PSE, Siemens’ process business, has developed high-fidelity digital twins for use in process synthesis of various gas processing solutions. The Steam Methane Reforming (SMR) package, validated against industrial-scale literature references and subsequently applied on a number of industrial projects, has been employed together with its counterpart GTL modelling suite, to assess the use of high CO2 content natural gas as a feedstock for syncrude production in Fischer-Tropsch (FT) reactors. The syngas feed to the FT reactor is generated in the SMR instead of the oxygen-blown autothermal reformer typically used in GTL technology.
The SMR digital twin is effective because of the fidelity of the underlying physics and chemistry model formulations, which incorporate rate-based approach; single pellets of catalyst are modelled in a distributed manner with boundary conditions dependent on pellet axial and radial location within the reformer tube. The combination of first-principles physics and chemistry kinetic parameters that can be easily correlated to a specific catalyst give the SMR digital twin a high degree of predictive accuracy, essential for the process synthesis described in this paper.
It runs out that the presence of CO2 can be turned into an advantage to resolve the well-known dilemma of achieving the correct Hydrogen-Carbon Monoxide ratio in the syngas for FT production. Operating an SMR at a typical S-C ratio of 2.5, which is sufficient to control coke formation, produces syngas that is too Hydrogen-rich for FT. There are reforming catalysts that can operate at much lower S-C ratios and which deliver syngas ready for FT, but these are typically super-active novel catalysts that are much more expensive than standard offerings and are often not fully reliable. In addition, low S-C ratio results in higher methane slippage.

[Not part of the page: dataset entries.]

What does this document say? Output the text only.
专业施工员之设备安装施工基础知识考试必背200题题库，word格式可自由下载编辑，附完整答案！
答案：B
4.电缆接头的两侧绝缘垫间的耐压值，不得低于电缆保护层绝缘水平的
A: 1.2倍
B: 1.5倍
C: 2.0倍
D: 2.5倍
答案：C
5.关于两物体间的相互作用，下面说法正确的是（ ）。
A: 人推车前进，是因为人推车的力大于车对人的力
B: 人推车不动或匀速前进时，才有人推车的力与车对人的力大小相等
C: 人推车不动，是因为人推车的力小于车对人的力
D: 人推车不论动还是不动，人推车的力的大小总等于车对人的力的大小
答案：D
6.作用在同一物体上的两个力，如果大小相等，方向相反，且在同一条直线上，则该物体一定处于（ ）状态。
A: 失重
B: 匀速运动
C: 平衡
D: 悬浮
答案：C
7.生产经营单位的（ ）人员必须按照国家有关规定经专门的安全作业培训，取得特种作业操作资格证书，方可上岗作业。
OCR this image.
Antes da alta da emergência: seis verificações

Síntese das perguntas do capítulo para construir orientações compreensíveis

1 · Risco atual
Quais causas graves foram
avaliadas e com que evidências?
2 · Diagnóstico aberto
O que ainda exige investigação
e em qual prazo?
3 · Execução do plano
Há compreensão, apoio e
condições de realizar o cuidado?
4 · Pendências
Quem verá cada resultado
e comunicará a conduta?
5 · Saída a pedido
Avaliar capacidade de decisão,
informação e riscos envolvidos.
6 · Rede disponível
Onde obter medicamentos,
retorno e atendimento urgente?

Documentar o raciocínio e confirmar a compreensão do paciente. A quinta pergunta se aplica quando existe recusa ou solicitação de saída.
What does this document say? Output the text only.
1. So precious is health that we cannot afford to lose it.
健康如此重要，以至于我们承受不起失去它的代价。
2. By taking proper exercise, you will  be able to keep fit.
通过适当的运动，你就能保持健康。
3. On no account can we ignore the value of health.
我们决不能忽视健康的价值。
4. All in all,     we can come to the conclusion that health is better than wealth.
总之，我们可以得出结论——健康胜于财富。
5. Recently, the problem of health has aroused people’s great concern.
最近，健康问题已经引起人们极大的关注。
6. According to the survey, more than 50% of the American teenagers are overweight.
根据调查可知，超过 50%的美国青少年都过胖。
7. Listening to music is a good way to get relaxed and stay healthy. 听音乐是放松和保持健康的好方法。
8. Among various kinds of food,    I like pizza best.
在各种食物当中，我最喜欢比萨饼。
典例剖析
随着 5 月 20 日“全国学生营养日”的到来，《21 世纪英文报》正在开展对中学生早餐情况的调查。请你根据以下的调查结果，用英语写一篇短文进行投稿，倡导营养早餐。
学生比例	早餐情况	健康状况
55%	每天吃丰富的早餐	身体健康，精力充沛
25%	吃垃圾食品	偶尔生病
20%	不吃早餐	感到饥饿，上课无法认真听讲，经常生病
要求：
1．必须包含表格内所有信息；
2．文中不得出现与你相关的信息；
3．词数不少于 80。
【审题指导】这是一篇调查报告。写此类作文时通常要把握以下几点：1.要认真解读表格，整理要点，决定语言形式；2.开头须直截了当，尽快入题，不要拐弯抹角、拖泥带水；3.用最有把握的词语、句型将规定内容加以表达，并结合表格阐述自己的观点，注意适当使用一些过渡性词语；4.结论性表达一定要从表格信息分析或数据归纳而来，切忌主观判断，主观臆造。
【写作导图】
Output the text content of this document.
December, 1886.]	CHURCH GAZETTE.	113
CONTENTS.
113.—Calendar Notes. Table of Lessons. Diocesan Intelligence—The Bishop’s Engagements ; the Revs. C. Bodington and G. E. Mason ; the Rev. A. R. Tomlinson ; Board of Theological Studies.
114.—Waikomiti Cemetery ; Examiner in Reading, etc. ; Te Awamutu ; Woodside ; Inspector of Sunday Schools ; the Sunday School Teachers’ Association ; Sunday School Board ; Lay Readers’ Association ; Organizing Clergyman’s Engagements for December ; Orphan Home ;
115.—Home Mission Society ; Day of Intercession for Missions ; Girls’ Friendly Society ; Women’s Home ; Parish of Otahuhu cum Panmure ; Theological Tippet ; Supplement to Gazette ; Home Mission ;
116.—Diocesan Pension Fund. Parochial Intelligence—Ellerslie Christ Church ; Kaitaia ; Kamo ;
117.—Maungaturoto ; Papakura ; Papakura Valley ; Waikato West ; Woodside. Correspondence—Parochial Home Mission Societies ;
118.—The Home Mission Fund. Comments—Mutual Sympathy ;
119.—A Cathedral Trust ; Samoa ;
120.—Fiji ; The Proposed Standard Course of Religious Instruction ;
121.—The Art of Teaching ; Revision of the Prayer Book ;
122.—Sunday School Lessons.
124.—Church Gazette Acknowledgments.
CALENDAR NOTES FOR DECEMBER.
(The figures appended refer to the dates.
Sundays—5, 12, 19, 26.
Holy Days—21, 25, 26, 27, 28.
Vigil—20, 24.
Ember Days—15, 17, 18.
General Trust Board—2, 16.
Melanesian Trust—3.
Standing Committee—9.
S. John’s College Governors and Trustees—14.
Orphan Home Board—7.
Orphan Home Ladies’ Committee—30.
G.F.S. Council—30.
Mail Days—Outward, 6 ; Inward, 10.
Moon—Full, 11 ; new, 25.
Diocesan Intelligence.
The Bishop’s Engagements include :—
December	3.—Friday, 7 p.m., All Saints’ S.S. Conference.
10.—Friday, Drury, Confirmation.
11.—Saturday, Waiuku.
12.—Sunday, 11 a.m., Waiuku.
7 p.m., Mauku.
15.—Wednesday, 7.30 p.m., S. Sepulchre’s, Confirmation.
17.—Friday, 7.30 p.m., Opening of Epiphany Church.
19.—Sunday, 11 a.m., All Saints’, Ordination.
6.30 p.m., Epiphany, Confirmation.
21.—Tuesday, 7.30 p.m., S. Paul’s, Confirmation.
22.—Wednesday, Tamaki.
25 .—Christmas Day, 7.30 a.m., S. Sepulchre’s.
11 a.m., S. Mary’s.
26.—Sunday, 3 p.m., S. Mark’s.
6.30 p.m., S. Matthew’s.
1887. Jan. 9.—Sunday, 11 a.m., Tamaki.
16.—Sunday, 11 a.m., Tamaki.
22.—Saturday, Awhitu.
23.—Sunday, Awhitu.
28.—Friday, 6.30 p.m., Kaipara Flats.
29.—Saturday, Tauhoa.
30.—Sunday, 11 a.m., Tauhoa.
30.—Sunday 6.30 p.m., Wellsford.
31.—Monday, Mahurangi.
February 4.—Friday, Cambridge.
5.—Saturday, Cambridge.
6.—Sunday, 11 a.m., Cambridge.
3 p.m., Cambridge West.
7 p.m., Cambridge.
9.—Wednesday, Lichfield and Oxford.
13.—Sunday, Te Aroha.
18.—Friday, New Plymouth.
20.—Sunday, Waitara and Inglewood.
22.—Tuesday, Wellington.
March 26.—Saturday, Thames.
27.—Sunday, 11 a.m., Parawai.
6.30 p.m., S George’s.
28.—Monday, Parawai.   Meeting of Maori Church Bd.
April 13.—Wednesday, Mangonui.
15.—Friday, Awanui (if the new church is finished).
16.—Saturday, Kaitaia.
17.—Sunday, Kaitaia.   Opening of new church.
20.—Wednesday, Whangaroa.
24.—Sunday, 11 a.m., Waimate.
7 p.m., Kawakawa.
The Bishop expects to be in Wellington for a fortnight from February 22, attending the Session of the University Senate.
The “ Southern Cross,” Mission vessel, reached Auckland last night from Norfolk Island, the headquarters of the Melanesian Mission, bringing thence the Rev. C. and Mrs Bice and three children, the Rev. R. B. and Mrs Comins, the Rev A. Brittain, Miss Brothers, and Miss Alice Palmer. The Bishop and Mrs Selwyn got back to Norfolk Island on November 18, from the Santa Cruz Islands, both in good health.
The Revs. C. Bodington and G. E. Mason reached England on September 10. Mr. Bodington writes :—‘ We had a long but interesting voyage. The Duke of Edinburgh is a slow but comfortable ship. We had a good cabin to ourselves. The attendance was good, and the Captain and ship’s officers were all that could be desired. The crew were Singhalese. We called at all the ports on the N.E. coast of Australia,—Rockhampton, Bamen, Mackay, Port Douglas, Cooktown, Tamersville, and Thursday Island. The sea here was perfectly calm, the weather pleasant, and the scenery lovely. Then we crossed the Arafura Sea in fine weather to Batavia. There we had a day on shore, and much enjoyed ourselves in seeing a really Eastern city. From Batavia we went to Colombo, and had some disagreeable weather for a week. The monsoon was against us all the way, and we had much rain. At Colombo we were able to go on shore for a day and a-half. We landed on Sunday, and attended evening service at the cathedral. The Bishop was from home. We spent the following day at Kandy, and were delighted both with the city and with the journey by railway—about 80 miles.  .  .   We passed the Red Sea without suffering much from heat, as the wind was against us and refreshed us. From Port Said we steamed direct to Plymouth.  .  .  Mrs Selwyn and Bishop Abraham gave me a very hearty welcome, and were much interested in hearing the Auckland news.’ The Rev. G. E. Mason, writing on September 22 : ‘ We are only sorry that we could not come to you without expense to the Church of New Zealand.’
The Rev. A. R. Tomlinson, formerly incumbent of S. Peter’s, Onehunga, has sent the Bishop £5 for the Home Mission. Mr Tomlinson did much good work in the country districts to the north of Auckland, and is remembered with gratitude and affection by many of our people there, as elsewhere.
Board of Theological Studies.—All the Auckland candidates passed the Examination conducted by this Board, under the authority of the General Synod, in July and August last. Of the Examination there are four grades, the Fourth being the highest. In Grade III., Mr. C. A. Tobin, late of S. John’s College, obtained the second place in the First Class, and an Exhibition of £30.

The preliminary synthesis analysis indicates that the 70% CO2 content gas from the K5 field needs only to be reduced to 46% to become usable in syncrude production, a much easier and more economically-feasible task than reducing it to 6%. A benchmark study shows that 12.9 tonnes/h of 46 mol % CO2 gas delivering 3686 kg/h of Methane yields 1680 kg/h of syncrude. This compares favourably with producing 2000 kg/h of syncrude from 4500 kg/h, or 5 MMCF/day, of typical lean associated gas (3686 kg/h of Methane at 92.3 mol %) in a process where the syngas needs the additional complication of pressure-swing adsorption or membrane separation or catalytic reverse WGS reactor for Hydrogen reduction before directing it to FT reactors.